(1月21日15:00)Mechanism of mechanical regulated Notch activation and structural bases of Notch NRR related T-ALL
报告题目:
Mechanism of mechanical regulated Notch activation and structural bases of Notch NRR related T-ALL
报告人: Jizhong Lou 研究员
Laboratory of non-coding RNAs, Institute of Biophysics, Chinese Academy of Sciences
时间:2014年1月21日(周二) 15:00
地点:中国科学院力学研究所344会议室
报告摘要:
Notch proteins are transmembrane receptors which can transduce signals between cells. Upon binding to their ligands on the neighboring cells, notch receptors can be activated and undergo conformational changes which enable their proteolysis by ADAM-family of metalloproteases. The cleavage site of notch protein located on its hetrodimerizaton domain (HD) of the negative regulatory region (NRR) proximal to the N-terminal of the transmembrane helix. Recent crystal structures on several notch proteins indicated that a series of three Lin12/Notch repeats (LNRs) wrap around the HD and bury the cleavage site to prevent it from proteolysis at the normal conditions without ligand binding. Studies indicated that notch/ligand binding may also induce internalization of the transmembrane ligand and it is hypothesized that the mechanical force generated by the ligand internalization is the key factor to activate the Notch for cleavage but the detail process remains poorly understand.

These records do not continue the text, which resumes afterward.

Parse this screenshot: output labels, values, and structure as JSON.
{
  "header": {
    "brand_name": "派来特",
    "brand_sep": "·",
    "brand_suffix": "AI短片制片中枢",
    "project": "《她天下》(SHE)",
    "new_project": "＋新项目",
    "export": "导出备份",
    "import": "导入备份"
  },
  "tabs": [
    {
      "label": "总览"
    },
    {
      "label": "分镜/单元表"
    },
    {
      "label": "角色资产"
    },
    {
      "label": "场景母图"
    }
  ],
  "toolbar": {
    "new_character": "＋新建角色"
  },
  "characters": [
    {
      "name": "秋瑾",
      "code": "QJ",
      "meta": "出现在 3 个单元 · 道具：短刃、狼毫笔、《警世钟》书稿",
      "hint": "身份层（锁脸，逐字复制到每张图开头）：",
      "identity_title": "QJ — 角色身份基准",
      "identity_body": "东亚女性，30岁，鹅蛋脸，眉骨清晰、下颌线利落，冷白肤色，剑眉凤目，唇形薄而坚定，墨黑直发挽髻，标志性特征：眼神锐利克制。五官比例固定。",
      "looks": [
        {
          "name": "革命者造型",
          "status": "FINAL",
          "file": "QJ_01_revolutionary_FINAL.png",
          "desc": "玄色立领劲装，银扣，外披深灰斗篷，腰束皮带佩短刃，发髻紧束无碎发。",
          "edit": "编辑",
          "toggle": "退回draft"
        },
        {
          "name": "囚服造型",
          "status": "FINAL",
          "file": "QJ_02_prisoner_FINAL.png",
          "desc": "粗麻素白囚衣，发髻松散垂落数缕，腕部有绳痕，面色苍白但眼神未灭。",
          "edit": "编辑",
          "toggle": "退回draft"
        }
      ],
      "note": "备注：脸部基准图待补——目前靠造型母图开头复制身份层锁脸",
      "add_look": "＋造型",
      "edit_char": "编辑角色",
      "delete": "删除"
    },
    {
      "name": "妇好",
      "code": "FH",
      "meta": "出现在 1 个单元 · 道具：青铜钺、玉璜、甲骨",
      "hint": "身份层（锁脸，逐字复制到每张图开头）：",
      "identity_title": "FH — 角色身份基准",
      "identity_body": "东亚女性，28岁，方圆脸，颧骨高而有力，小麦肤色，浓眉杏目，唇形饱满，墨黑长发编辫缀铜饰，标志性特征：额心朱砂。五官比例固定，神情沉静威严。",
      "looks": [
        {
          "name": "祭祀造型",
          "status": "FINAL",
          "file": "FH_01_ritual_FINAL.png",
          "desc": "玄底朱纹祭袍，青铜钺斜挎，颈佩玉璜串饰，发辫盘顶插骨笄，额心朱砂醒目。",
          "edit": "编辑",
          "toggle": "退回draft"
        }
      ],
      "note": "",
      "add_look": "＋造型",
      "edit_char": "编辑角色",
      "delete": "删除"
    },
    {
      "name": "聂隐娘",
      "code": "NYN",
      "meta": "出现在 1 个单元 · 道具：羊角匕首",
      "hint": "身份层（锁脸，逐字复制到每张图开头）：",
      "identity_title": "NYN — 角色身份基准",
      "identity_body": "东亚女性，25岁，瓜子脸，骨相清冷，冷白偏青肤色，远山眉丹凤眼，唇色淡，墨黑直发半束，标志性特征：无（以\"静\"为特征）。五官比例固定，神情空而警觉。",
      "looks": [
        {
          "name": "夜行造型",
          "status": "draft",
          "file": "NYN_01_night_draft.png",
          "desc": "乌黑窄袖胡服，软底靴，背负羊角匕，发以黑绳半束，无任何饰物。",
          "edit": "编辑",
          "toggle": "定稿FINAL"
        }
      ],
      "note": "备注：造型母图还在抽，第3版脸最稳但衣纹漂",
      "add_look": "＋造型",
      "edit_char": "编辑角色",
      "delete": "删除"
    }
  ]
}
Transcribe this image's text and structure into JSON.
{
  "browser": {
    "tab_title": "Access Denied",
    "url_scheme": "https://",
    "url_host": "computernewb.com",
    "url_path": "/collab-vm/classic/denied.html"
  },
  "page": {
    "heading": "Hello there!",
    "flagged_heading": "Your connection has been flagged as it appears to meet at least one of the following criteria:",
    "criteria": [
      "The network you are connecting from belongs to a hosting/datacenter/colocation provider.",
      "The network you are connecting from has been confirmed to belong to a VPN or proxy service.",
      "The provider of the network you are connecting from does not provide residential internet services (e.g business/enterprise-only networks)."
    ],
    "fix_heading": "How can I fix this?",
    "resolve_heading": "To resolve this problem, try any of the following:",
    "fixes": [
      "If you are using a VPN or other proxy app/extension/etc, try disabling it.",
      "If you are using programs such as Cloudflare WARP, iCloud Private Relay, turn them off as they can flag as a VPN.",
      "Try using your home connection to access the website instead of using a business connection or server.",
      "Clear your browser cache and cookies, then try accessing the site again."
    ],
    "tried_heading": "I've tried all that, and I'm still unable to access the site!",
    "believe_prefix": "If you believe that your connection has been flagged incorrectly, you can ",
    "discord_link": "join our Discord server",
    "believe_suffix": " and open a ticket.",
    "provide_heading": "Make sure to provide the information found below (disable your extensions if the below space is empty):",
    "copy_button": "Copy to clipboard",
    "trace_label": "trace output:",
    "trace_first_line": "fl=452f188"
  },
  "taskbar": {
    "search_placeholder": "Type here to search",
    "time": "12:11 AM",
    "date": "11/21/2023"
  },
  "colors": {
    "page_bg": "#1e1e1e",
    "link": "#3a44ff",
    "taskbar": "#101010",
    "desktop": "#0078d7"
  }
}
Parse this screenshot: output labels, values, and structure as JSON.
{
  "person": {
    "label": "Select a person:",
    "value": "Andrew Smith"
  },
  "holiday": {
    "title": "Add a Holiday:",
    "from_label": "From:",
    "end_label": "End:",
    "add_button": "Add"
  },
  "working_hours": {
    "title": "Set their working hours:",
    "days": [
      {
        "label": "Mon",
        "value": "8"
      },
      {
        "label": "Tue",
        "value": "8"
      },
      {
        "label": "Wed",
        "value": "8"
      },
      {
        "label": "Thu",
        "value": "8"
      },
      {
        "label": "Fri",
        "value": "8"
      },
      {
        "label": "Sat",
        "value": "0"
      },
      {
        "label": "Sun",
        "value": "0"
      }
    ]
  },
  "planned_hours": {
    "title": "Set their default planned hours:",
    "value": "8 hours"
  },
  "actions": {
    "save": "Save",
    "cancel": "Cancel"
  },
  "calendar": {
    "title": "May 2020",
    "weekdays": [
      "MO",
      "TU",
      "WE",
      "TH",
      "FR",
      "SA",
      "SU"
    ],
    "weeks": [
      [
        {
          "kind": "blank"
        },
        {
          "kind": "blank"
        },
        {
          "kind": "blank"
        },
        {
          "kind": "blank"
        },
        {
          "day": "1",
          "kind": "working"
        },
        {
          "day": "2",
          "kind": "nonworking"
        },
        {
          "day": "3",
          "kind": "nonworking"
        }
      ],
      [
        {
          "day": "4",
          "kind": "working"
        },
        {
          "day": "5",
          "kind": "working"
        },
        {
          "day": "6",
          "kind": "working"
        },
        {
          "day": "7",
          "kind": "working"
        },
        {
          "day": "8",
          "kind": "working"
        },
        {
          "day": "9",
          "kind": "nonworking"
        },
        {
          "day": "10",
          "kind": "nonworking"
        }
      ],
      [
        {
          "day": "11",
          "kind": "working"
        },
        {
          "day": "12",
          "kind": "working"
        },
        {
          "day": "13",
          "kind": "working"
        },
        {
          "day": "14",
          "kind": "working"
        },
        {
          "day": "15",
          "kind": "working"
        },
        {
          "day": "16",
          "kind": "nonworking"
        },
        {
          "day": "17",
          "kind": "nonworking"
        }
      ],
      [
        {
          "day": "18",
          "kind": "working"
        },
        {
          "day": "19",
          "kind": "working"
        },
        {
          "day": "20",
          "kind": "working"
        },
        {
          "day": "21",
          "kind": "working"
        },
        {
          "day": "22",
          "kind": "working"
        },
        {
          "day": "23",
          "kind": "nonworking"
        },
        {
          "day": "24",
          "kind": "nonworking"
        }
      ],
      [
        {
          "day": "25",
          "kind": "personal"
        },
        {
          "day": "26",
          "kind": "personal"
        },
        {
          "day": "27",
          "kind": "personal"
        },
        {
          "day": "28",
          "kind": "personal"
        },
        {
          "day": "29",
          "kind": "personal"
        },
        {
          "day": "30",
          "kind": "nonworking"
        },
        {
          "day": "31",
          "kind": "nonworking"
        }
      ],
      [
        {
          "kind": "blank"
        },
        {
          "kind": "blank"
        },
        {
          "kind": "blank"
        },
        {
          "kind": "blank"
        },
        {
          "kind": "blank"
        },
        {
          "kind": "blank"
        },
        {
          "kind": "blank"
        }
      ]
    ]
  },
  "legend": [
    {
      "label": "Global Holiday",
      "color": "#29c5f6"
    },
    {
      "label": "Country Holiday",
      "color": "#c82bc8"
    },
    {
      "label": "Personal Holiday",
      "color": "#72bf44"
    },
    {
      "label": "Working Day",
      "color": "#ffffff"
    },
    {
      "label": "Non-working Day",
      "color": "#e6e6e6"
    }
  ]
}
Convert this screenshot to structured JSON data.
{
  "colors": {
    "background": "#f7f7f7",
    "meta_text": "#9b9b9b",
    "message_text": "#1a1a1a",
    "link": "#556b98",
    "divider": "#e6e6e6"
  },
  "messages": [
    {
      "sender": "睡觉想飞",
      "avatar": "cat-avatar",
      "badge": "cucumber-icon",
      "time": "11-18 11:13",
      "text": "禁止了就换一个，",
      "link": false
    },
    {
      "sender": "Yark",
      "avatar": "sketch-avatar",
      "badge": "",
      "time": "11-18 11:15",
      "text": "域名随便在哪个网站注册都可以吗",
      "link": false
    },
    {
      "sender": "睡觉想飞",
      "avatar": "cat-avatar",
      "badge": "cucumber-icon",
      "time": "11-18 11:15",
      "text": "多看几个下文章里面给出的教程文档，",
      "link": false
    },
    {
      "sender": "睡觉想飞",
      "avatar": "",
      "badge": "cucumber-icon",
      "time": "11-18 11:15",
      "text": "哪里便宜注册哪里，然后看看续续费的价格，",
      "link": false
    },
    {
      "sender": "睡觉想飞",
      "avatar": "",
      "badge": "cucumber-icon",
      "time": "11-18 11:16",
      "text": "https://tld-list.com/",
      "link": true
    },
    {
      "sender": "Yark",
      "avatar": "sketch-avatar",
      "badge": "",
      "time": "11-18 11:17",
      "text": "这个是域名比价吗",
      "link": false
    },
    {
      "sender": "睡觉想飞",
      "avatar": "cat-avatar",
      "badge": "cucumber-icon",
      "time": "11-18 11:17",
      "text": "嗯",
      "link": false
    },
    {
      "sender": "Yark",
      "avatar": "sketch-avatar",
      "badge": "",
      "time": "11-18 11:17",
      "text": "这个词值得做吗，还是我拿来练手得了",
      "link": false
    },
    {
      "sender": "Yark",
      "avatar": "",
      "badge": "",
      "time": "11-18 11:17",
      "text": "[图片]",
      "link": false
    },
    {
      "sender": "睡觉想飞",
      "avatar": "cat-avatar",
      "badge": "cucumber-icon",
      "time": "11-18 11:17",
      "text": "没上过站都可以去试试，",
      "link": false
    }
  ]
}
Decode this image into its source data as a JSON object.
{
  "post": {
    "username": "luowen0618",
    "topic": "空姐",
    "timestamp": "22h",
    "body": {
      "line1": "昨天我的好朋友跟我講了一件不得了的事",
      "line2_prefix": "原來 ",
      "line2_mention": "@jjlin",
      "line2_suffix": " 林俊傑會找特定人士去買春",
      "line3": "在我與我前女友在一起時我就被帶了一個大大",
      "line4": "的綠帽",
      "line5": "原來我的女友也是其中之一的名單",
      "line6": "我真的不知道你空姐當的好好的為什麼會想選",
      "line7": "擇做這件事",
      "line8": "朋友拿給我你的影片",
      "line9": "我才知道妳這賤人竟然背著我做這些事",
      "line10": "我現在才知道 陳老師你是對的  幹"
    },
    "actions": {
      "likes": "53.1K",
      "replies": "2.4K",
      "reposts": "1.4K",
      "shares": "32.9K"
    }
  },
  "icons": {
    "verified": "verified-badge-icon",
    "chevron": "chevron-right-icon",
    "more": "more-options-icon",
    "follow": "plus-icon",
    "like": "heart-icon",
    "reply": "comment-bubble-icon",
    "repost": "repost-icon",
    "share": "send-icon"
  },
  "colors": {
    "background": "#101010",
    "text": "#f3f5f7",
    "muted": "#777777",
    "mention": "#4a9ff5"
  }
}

Using steered molecular dynamics simulations, we confirmed that mechanical force can unwrap the LNRs sequentially from the HD and finally expose the cleavage site. Two possible force-activation pathways are observed, differed with the order of unwrapping of the third LNR and the unfolding of the HD. On the other hand, several gain-of-function mutations on the HD have been identified in patients with T cell acute lymphoblastic leukemia/lymphoma (T-ALL). Our simulations on the force-induced activation of these mutant NRRs show that the mutations alter the force-requirements on either the unwrapping or the unfolding processes, which results in enhanced exposure of the cleavage site and leads to easier proteolysis. These results imply possible mechanisms of T-ALL related from the extracellular domain of notch and provide potential therapeutic drug target.